Das Theater half Armanski, sich ein neues Leben in Kyiv aufzubauen und sogar seine berufliche Laufbahn neu auszurichten. Ehemals IT-Ingenieur in Donezk, widmet er sich nun ganz seinem künstlerischen Schaffen als Regisseur und Performer. Den Anstoß bot ihm das ToDP, das ihm als kreatives Ventil die Möglichkeit gab, sich auszudrücken und persönlich weiterzuentwickeln. Er wechselte damit vom passiven Erdulden des Kriegsgeschehens und der politischen Entwicklungen in die Rolle des handelnden Subjekts, welches auf der Bühne (s)eine Geschichte erzählt. Im ToDP erlangte Armanski seine persönliche Wirkungsmacht wieder: „Auf das, was im Leben passiert, habe ich keinen Einfluss. Aber das Theater ist ein Ort, an dem es sicher ist, an dem man mit dem Schicksal spielen kann. Man kann verschiedene Schicksale spielen, sie erleben und einen Raum mit verschiedenen Möglichkeiten schaffen.“

Aufklärung über den Krieg – Resonanzraum der Geschichte(n)

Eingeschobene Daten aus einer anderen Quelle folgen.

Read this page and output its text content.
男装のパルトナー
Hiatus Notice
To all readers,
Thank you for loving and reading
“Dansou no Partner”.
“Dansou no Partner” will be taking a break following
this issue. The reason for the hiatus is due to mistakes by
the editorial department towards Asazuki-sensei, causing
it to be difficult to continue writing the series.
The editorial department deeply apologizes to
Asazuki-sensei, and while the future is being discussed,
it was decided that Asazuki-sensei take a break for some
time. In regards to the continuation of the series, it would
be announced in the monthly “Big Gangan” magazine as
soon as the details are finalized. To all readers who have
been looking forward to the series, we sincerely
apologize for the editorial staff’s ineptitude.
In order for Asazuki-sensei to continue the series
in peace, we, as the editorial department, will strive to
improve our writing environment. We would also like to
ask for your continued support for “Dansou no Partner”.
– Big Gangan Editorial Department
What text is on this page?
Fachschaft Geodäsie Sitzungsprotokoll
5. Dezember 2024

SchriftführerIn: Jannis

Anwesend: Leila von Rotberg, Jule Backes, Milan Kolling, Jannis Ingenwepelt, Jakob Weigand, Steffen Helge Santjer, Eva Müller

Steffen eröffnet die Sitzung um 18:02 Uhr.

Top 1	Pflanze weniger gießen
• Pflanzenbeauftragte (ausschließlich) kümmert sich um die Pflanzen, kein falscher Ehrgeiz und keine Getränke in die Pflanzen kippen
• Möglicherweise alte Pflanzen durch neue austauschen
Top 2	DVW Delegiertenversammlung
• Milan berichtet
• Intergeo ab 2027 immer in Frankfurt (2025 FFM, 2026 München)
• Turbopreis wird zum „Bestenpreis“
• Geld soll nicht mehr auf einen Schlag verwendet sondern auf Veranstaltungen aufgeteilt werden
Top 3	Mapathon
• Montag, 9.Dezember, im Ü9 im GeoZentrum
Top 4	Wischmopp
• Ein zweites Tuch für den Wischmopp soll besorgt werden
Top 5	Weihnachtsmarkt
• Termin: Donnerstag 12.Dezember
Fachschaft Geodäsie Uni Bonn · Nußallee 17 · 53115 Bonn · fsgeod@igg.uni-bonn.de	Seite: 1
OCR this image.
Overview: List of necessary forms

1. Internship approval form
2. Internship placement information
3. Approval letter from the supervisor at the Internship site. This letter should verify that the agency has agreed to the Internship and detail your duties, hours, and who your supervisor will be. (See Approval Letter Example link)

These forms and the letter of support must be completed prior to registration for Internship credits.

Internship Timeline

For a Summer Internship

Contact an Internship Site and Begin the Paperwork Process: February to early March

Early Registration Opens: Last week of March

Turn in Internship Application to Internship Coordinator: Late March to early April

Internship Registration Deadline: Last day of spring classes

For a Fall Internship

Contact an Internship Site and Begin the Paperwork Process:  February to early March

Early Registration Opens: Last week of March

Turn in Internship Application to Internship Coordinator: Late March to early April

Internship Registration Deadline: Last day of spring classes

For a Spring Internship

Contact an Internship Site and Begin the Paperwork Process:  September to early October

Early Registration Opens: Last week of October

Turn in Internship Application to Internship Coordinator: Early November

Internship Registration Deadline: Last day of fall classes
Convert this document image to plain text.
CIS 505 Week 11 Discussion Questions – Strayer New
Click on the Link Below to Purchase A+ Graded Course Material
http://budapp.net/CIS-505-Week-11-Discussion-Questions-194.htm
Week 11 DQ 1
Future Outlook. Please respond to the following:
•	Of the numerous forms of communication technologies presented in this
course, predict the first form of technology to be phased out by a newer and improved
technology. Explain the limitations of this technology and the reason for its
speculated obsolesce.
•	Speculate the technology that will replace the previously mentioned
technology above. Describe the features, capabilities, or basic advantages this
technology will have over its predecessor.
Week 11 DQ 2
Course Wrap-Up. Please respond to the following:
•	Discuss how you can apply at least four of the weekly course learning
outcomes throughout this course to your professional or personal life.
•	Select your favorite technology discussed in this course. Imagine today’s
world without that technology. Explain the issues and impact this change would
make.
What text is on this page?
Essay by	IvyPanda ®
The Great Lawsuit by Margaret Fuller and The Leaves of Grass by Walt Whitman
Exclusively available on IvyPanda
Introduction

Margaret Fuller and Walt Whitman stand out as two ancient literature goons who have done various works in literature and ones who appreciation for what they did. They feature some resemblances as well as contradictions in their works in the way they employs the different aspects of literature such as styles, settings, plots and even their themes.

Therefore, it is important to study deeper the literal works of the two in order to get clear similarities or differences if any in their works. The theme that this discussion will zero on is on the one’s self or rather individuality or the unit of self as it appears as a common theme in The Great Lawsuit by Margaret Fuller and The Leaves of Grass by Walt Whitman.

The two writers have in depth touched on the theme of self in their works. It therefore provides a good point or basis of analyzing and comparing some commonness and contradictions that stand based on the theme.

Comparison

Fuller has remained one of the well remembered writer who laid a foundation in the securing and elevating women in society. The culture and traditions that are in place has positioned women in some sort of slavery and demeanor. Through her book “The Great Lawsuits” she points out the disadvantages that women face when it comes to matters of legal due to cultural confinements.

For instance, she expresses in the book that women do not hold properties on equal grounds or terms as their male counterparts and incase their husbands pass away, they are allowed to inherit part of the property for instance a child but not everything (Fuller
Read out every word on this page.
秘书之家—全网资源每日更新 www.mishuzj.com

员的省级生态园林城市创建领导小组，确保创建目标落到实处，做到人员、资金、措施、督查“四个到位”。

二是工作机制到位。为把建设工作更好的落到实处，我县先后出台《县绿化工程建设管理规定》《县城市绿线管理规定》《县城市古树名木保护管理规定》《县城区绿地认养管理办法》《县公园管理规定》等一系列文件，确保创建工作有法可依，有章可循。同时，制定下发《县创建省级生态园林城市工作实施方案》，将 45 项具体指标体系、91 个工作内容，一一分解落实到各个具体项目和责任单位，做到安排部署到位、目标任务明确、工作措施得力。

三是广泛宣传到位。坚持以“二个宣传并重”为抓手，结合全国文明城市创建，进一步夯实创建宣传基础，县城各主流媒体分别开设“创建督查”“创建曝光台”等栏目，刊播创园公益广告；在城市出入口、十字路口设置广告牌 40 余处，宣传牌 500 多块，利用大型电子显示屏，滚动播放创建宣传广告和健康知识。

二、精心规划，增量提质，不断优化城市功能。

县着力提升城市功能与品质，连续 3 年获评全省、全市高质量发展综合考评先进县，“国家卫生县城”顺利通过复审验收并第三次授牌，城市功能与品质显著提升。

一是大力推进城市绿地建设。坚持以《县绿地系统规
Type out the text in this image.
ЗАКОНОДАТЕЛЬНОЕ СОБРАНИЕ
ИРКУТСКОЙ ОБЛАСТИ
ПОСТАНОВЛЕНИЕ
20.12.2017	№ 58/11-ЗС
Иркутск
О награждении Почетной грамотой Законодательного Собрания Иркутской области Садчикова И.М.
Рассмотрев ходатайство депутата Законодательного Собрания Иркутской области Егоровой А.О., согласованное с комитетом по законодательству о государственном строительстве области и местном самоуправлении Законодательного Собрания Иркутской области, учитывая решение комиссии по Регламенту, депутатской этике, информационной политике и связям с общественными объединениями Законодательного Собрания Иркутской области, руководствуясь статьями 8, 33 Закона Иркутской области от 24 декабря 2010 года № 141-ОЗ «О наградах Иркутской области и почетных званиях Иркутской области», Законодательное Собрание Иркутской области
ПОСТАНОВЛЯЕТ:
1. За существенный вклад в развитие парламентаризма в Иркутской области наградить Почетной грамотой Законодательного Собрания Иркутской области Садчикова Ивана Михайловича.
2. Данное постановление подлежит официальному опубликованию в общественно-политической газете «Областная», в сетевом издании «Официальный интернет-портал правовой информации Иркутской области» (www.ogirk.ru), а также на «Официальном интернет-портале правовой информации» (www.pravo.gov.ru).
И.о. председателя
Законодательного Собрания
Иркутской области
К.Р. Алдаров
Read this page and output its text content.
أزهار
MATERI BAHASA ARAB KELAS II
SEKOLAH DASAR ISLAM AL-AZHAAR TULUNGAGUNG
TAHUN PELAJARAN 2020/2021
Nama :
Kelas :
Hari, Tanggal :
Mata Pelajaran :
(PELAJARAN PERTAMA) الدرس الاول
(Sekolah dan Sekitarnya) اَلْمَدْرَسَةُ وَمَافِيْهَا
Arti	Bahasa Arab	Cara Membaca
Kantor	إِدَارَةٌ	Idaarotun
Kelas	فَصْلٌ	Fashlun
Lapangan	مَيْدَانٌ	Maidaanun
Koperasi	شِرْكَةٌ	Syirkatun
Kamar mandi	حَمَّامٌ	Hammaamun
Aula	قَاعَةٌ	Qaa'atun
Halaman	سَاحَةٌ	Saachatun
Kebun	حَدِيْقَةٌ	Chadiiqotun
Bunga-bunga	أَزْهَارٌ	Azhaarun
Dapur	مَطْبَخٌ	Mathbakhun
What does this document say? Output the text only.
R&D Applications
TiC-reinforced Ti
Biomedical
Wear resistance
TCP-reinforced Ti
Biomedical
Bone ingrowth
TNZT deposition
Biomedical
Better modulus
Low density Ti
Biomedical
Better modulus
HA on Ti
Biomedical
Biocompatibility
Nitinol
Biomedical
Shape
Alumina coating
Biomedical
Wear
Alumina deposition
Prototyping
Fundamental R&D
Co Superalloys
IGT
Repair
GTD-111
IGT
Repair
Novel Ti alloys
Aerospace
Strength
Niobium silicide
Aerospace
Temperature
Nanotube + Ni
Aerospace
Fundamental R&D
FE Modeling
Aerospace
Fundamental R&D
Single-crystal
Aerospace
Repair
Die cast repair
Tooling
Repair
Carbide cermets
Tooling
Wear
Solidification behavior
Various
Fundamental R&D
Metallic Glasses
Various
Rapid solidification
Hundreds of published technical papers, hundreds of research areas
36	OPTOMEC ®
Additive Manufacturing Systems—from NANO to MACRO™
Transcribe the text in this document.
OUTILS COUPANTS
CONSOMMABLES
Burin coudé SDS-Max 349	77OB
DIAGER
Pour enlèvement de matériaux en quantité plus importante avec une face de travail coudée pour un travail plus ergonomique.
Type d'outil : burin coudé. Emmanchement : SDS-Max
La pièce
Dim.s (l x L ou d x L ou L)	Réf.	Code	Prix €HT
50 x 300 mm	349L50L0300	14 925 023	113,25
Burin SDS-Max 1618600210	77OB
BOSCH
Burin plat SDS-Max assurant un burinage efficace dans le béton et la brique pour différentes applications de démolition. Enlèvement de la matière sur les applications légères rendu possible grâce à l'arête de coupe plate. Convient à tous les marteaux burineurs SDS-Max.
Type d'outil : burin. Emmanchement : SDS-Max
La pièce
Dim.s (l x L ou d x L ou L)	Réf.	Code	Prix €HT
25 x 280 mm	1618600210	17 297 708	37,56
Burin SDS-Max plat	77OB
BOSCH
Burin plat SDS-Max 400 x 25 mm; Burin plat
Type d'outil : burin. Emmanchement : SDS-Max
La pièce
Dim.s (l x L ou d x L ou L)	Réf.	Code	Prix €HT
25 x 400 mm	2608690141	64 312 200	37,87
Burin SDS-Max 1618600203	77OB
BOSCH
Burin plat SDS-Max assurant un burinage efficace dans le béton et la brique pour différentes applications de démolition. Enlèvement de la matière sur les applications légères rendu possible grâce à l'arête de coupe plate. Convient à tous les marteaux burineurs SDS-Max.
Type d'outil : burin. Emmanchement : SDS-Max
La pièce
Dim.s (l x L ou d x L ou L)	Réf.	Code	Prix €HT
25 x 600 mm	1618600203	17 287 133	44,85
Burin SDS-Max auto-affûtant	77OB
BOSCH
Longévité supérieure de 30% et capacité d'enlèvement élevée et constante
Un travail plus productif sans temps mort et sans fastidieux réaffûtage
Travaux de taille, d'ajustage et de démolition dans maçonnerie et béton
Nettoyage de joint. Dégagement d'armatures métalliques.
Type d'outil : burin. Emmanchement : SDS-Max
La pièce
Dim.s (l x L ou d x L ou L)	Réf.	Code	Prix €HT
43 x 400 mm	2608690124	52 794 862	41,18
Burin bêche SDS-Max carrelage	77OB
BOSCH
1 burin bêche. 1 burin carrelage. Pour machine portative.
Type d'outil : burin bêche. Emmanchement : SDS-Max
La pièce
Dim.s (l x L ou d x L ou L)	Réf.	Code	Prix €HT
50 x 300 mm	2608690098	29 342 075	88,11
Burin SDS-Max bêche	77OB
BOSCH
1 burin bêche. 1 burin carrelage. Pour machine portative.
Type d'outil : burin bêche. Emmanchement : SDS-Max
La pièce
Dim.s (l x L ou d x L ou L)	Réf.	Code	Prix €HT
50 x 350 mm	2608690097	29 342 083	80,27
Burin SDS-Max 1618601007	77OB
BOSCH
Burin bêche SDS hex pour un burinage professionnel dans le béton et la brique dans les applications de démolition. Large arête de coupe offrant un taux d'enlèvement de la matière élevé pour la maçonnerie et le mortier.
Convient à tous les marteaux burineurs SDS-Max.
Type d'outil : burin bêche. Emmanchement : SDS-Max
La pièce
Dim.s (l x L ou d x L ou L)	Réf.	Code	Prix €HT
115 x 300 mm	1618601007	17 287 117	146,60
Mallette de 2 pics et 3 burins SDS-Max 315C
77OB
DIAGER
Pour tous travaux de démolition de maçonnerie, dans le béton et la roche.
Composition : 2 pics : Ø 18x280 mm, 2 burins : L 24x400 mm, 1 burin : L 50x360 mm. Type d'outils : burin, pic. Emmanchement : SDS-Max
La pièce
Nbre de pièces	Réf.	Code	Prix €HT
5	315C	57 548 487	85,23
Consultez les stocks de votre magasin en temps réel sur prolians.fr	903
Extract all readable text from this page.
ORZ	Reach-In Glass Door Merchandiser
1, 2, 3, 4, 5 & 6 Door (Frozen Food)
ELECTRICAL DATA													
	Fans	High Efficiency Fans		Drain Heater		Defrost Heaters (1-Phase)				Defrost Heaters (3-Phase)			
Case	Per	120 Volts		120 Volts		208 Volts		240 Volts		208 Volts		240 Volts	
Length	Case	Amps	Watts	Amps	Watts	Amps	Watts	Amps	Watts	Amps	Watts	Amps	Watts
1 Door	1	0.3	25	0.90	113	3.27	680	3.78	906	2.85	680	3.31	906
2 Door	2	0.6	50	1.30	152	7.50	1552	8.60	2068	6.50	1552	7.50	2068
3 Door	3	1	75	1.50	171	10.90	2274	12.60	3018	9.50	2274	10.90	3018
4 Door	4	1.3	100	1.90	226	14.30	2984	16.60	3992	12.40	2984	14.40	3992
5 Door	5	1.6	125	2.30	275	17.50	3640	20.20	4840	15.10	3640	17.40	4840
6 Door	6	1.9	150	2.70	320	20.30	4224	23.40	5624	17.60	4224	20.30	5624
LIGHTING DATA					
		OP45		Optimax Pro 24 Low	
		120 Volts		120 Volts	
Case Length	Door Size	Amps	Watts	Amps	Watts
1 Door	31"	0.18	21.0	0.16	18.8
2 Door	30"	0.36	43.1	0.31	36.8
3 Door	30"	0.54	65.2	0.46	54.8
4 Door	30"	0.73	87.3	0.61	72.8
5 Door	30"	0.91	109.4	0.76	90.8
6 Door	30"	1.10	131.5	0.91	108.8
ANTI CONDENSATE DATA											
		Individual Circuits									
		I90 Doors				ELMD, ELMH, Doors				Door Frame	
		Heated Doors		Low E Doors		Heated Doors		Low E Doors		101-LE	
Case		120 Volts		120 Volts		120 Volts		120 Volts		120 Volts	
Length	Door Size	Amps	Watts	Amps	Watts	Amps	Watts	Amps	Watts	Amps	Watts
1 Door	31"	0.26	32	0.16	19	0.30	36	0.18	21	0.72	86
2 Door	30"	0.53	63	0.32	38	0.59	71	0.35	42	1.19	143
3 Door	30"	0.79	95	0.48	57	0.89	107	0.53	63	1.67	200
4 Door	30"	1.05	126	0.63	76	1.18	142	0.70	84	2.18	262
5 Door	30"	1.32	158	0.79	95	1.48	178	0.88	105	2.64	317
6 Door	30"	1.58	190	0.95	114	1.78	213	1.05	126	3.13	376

Auch mehr als sechs Jahre nach seiner Eröffnung wirkt das PostPlayTheatre wie ein improvisierter Ort: Die Technik ist nur provisorisch installiert und alle Möbel selbst zusammengezimmert. Einerseits ist es Teil ihres Images, andererseits gibt es einfach kein Geld für Equipment, Requisiten oder Möbel.

Alle im ToDP arbeiten ehrenamtlich. Die einzigen Finanzierungsquellen sind internationale Förderungen, die aber nur unregelmäßig verfügbar sind. Die Eintrittspreise sind eher symbolisch, da die Aufführungen für alle erschwinglich sein sollen, um ein möglichst breites Publikum zu erreichen. Dafür sind die Aufführungen des ToDP meistens ausverkauft. Das Publikum stammt oft selbst aus dem Donbass oder von der Krim, aber es kommen auch Menschen, die sich für die Ereignisse und die damit verbundenen Schicksale interessieren und hören wollen, was die Binnengeflüchteten zu sagen haben.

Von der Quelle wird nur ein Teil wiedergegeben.